De um lado, mais pessimistas e pregando alterações mais profundas que integrem a mídia impressa e eletrônica, ficaram os norte-americanos, cujo mercado registra repetidas quedas na circulação e no faturamento publicitário. De outro, os brasileiros e um representante espanhol, Javier Errea, presidente da Society for News Design, e responsável pela reforma gráfica e modernização de dezenas de jornais em todo o mundo.
Ao contrário do que ocorre nos EUA, vários países emergentes vêm experimentando um forte aumento na circulação de jornais. No Brasil, a alta tem sido constante desde 2004, acompanhada de recuperação no faturamento.

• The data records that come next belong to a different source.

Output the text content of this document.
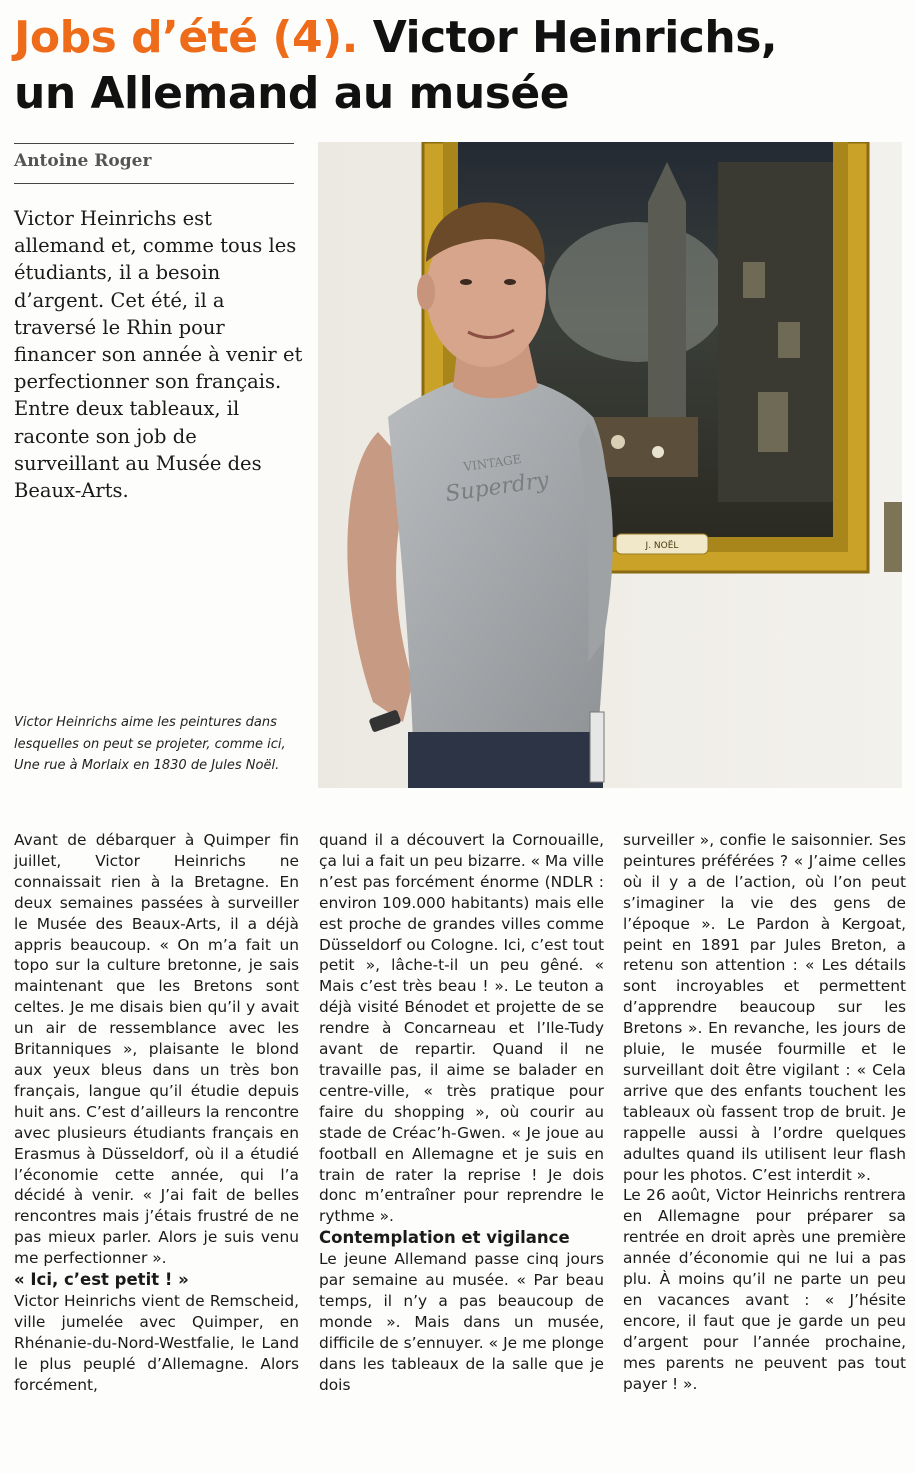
Jobs d’été (4). Victor Heinrichs,
un Allemand au musée
Antoine Roger
Victor Heinrichs est allemand et, comme tous les étudiants, il a besoin d’argent. Cet été, il a traversé le Rhin pour financer son année à venir et perfectionner son français. Entre deux tableaux, il raconte son job de surveillant au Musée des Beaux-Arts.
Victor Heinrichs aime les peintures dans lesquelles on peut se projeter, comme ici, Une rue à Morlaix en 1830 de Jules Noël.
J. NOËL
VINTAGE
Superdry

Avant de débarquer à Quimper fin juillet, Victor Heinrichs ne connaissait rien à la Bretagne. En deux semaines passées à surveiller le Musée des Beaux-Arts, il a déjà appris beaucoup. « On m’a fait un topo sur la culture bretonne, je sais maintenant que les Bretons sont celtes. Je me disais bien qu’il y avait un air de ressemblance avec les Britanniques », plaisante le blond aux yeux bleus dans un très bon français, langue qu’il étudie depuis huit ans. C’est d’ailleurs la rencontre avec plusieurs étudiants français en Erasmus à Düsseldorf, où il a étudié l’économie cette année, qui l’a décidé à venir. « J’ai fait de belles rencontres mais j’étais frustré de ne pas mieux parler. Alors je suis venu me perfectionner ».

« Ici, c’est petit ! »

Victor Heinrichs vient de Remscheid, ville jumelée avec Quimper, en Rhénanie-du-Nord-Westfalie, le Land le plus peuplé d’Allemagne. Alors forcément,

quand il a découvert la Cornouaille, ça lui a fait un peu bizarre. « Ma ville n’est pas forcément énorme (NDLR : environ 109.000 habitants) mais elle est proche de grandes villes comme Düsseldorf ou Cologne. Ici, c’est tout petit », lâche-t-il un peu gêné. « Mais c’est très beau ! ». Le teuton a déjà visité Bénodet et projette de se rendre à Concarneau et l’Ile-Tudy avant de repartir. Quand il ne travaille pas, il aime se balader en centre-ville, « très pratique pour faire du shopping », où courir au stade de Créac’h-Gwen. « Je joue au football en Allemagne et je suis en train de rater la reprise ! Je dois donc m’entraîner pour reprendre le rythme ».

Contemplation et vigilance

Le jeune Allemand passe cinq jours par semaine au musée. « Par beau temps, il n’y a pas beaucoup de monde ». Mais dans un musée, difficile de s’ennuyer. « Je me plonge dans les tableaux de la salle que je dois

surveiller », confie le saisonnier. Ses peintures préférées ? « J’aime celles où il y a de l’action, où l’on peut s’imaginer la vie des gens de l’époque ». Le Pardon à Kergoat, peint en 1891 par Jules Breton, a retenu son attention : « Les détails sont incroyables et permettent d’apprendre beaucoup sur les Bretons ». En revanche, les jours de pluie, le musée fourmille et le surveillant doit être vigilant : « Cela arrive que des enfants touchent les tableaux où fassent trop de bruit. Je rappelle aussi à l’ordre quelques adultes quand ils utilisent leur flash pour les photos. C’est interdit ».

Le 26 août, Victor Heinrichs rentrera en Allemagne pour préparer sa rentrée en droit après une première année d’économie qui ne lui a pas plu. À moins qu’il ne parte un peu en vacances avant : « J’hésite encore, il faut que je garde un peu d’argent pour l’année prochaine, mes parents ne peuvent pas tout payer ! ».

Também no caso do Brasil, os maiores provedores de conteúdo de notícias e informações na Internet já pertencem a grandes grupos de comunicação que têm jornais impressos.
Earl Wilknson, diretor-presidente da norte-americana International Newsmedia Marketing Association (INMA), acredita que, para crescer, as empresas jornalísticas terão de se tornar “companhias multimídia de administração de conteúdo”, com forte participação da internet no negócio.